Emanzipatorischer Umsturz bei Japanmakaken

In einem Affenreservat auf Kyūshū bringen die jüngsten Ereignisse das Patriarchat in Gefahr: Das Alphamännchen wurde entmachtet – von einem Weibchen. 

Ōita. Im Naturreservat Takasakiyama auf der japanischen Insel Kyūshū kam es unter den dort wild lebenden Makaken (Macaca fuscata) zu einer bemerkenswerten Revolution in der Gruppenhierarchie. Das bisherige Alphamännchen Sanchu wurde als Anführer der 677 Mitglieder umfassenden Gruppe B gestürzt und musste seinen Platz räumen. Diese Tatsache wäre an sich noch nicht weiter erwähnenswert, denn in solchen Gruppen kommt es regelmäßig zu ambitionierten Herausforderungen und eben irgendwann zu Machtwechseln. In diesem Fall trat jedoch nicht ein neues Alphamännchen an Sanchus Stelle, sondern ein Weibchen: Die neunjährige Yakei ist nun die Anführerin der Makakengruppe, nachdem sie Sanchu im Kampf besiegt und die errungene Stellung behauptet hatte.

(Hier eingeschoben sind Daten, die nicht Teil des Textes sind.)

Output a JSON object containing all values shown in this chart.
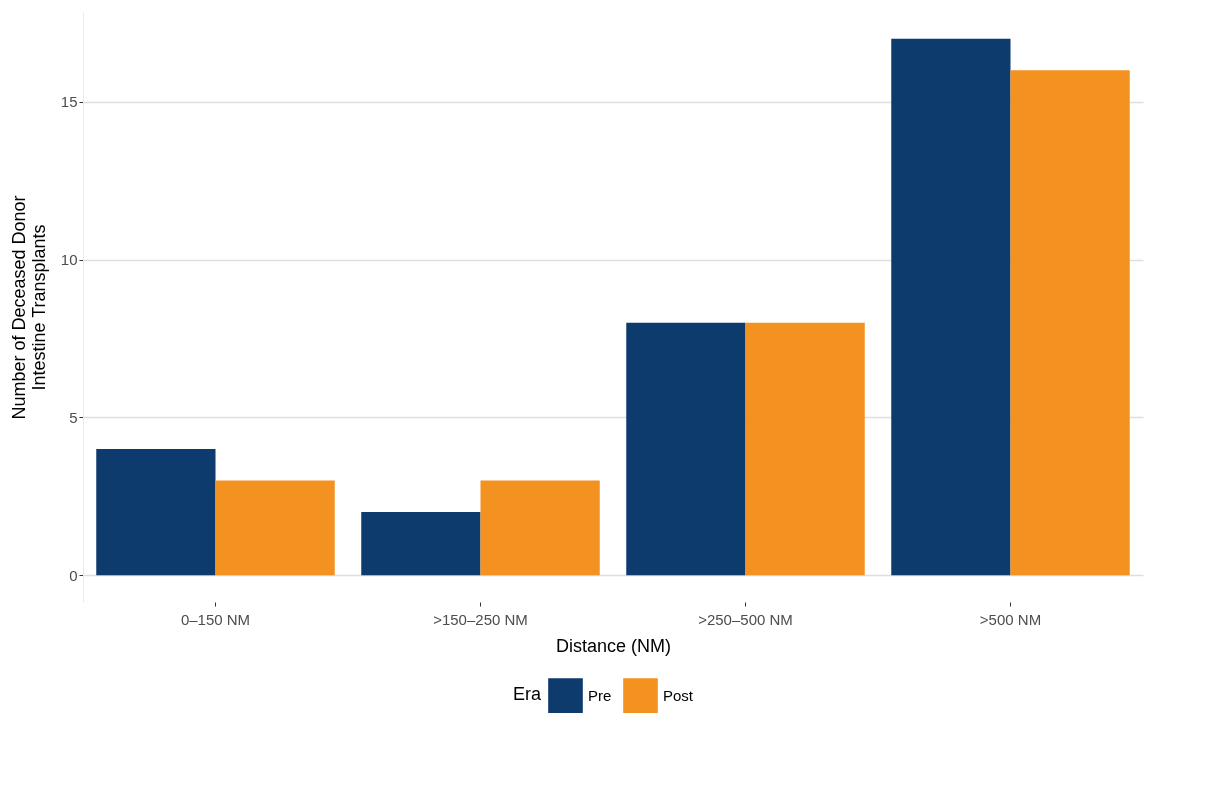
{
  "chart_data": {
    "type": "bar",
    "xlabel": "Distance (NM)",
    "ylabel": "Number of Deceased Donor Intestine Transplants",
    "legend_title": "Era",
    "categories": [
      "0–150 NM",
      ">150–250 NM",
      ">250–500 NM",
      ">500 NM"
    ],
    "series": [
      {
        "name": "Pre",
        "color": "#0d3b6e",
        "values": [
          4,
          2,
          8,
          17
        ]
      },
      {
        "name": "Post",
        "color": "#f39221",
        "values": [
          3,
          3,
          8,
          16
        ]
      }
    ],
    "ylim": [
      -0.85,
      17.85
    ],
    "yticks": [
      0,
      5,
      10,
      15
    ],
    "grid": "y",
    "legend": "bottom"
  }
}
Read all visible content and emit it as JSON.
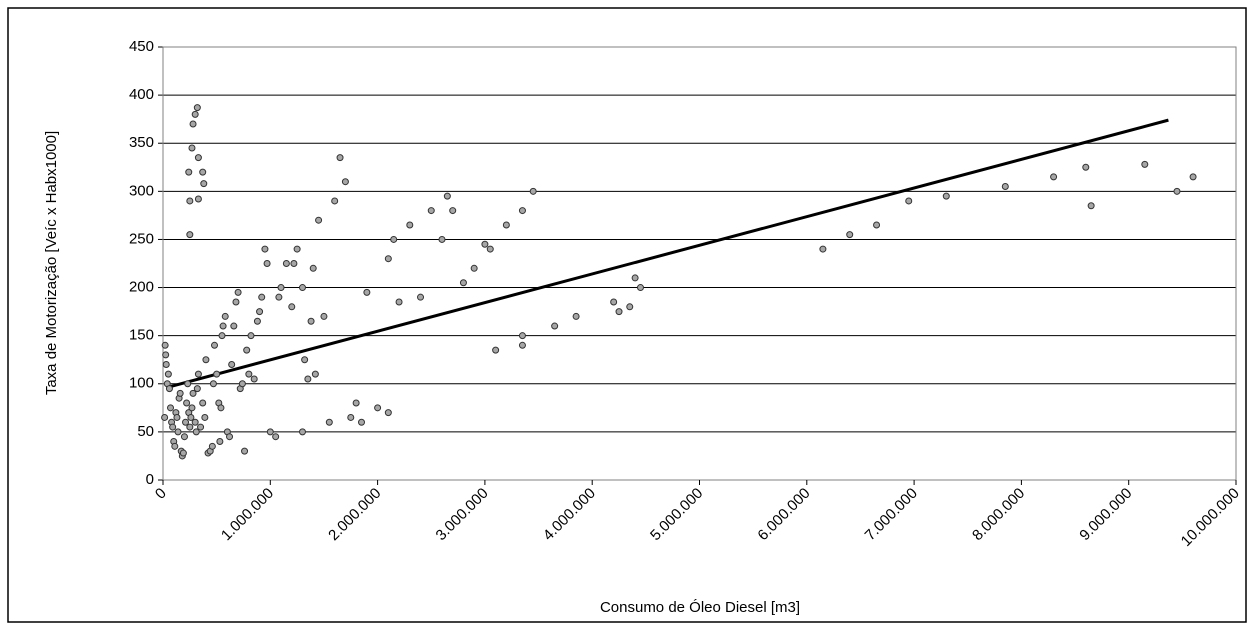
{
  "chart_data": {
    "type": "scatter",
    "xlabel": "Consumo de Óleo Diesel [m3]",
    "ylabel": "Taxa de Motorização [Veíc x Habx1000]",
    "x": [
      20000,
      25000,
      30000,
      15000,
      40000,
      50000,
      60000,
      70000,
      80000,
      90000,
      100000,
      110000,
      120000,
      130000,
      140000,
      150000,
      160000,
      170000,
      180000,
      190000,
      200000,
      210000,
      220000,
      230000,
      240000,
      250000,
      260000,
      270000,
      280000,
      300000,
      310000,
      320000,
      330000,
      350000,
      370000,
      390000,
      400000,
      420000,
      440000,
      460000,
      470000,
      480000,
      500000,
      520000,
      530000,
      540000,
      550000,
      560000,
      580000,
      600000,
      620000,
      640000,
      660000,
      680000,
      700000,
      720000,
      740000,
      760000,
      780000,
      800000,
      820000,
      850000,
      880000,
      900000,
      920000,
      950000,
      970000,
      1000000,
      1050000,
      1080000,
      1100000,
      1150000,
      1200000,
      1220000,
      1250000,
      1300000,
      1300000,
      1320000,
      1350000,
      1380000,
      1400000,
      1420000,
      1450000,
      1500000,
      1550000,
      1600000,
      1650000,
      1700000,
      1750000,
      1800000,
      1850000,
      1900000,
      2000000,
      2100000,
      2100000,
      2150000,
      2200000,
      2300000,
      2400000,
      2500000,
      2600000,
      2650000,
      2700000,
      2800000,
      2900000,
      3000000,
      3050000,
      3100000,
      3200000,
      3350000,
      3350000,
      3350000,
      3450000,
      3650000,
      3850000,
      4200000,
      4250000,
      4350000,
      4400000,
      4450000,
      6150000,
      6400000,
      6650000,
      6950000,
      7300000,
      7850000,
      8300000,
      8600000,
      8650000,
      9150000,
      9450000,
      9600000,
      250000,
      240000,
      250000,
      280000,
      270000,
      300000,
      320000,
      330000,
      330000,
      370000,
      380000
    ],
    "values": [
      140,
      130,
      120,
      65,
      100,
      110,
      95,
      75,
      60,
      55,
      40,
      35,
      70,
      65,
      50,
      85,
      90,
      30,
      25,
      28,
      45,
      60,
      80,
      100,
      70,
      55,
      65,
      75,
      90,
      60,
      50,
      95,
      110,
      55,
      80,
      65,
      125,
      28,
      30,
      35,
      100,
      140,
      110,
      80,
      40,
      75,
      150,
      160,
      170,
      50,
      45,
      120,
      160,
      185,
      195,
      95,
      100,
      30,
      135,
      110,
      150,
      105,
      165,
      175,
      190,
      240,
      225,
      50,
      45,
      190,
      200,
      225,
      180,
      225,
      240,
      50,
      200,
      125,
      105,
      165,
      220,
      110,
      270,
      170,
      60,
      290,
      335,
      310,
      65,
      80,
      60,
      195,
      75,
      230,
      70,
      250,
      185,
      265,
      190,
      280,
      250,
      295,
      280,
      205,
      220,
      245,
      240,
      135,
      265,
      280,
      140,
      150,
      300,
      160,
      170,
      185,
      175,
      180,
      210,
      200,
      240,
      255,
      265,
      290,
      295,
      305,
      315,
      325,
      285,
      328,
      300,
      315,
      255,
      320,
      290,
      370,
      345,
      380,
      387,
      335,
      292,
      320,
      308
    ],
    "trendline": {
      "x": [
        65000,
        9370000
      ],
      "values": [
        97,
        374
      ],
      "color": "#000000"
    },
    "color": "#a6a6a6",
    "xlim": [
      0,
      10000000
    ],
    "xticks": [
      0,
      {
        "value": 1000000,
        "label": "1.000.000"
      },
      {
        "value": 2000000,
        "label": "2.000.000"
      },
      {
        "value": 3000000,
        "label": "3.000.000"
      },
      {
        "value": 4000000,
        "label": "4.000.000"
      },
      {
        "value": 5000000,
        "label": "5.000.000"
      },
      {
        "value": 6000000,
        "label": "6.000.000"
      },
      {
        "value": 7000000,
        "label": "7.000.000"
      },
      {
        "value": 8000000,
        "label": "8.000.000"
      },
      {
        "value": 9000000,
        "label": "9.000.000"
      },
      {
        "value": 10000000,
        "label": "10.000.000"
      }
    ],
    "ylim": [
      0,
      450
    ],
    "yticks": [
      0,
      50,
      100,
      150,
      200,
      250,
      300,
      350,
      400,
      450
    ],
    "grid": true
  }
}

Geschlechterhierarchien ausgehebelt

Dass sich ein Weibchen an die Spitze einer Gruppe setzt, zumal einer derart großen, ist in der Natur höchst ungewöhnlich oder sogar, wie man bislang dachte, unmöglich – im 1952 geschaffenen Takasakiyama-Reservat ist es jedenfalls noch nie vorgekommen. Doch Yakei kümmerte sich nicht um althergebrachte patriarchale Regeln und stellte die affengesellschaftlichen Strukturen kurzerhand auf den Kopf. Zwar sind bei den Makaken die Alphamännchen üblicherweise auf die Unterstützung durch dominante Weibchen angewiesen, aber dass diese selbst die Führungsposition für sich reklamieren und dann auch noch tatsächlich erkämpfen, ist eigentlich nicht vorgesehen. Es wird sich zeigen, ob das Beispiel von Yakei Schule macht. Womöglich handelt es sich um den Beginn einer r/evolutionären Umstellung in der Makakengesellschaft.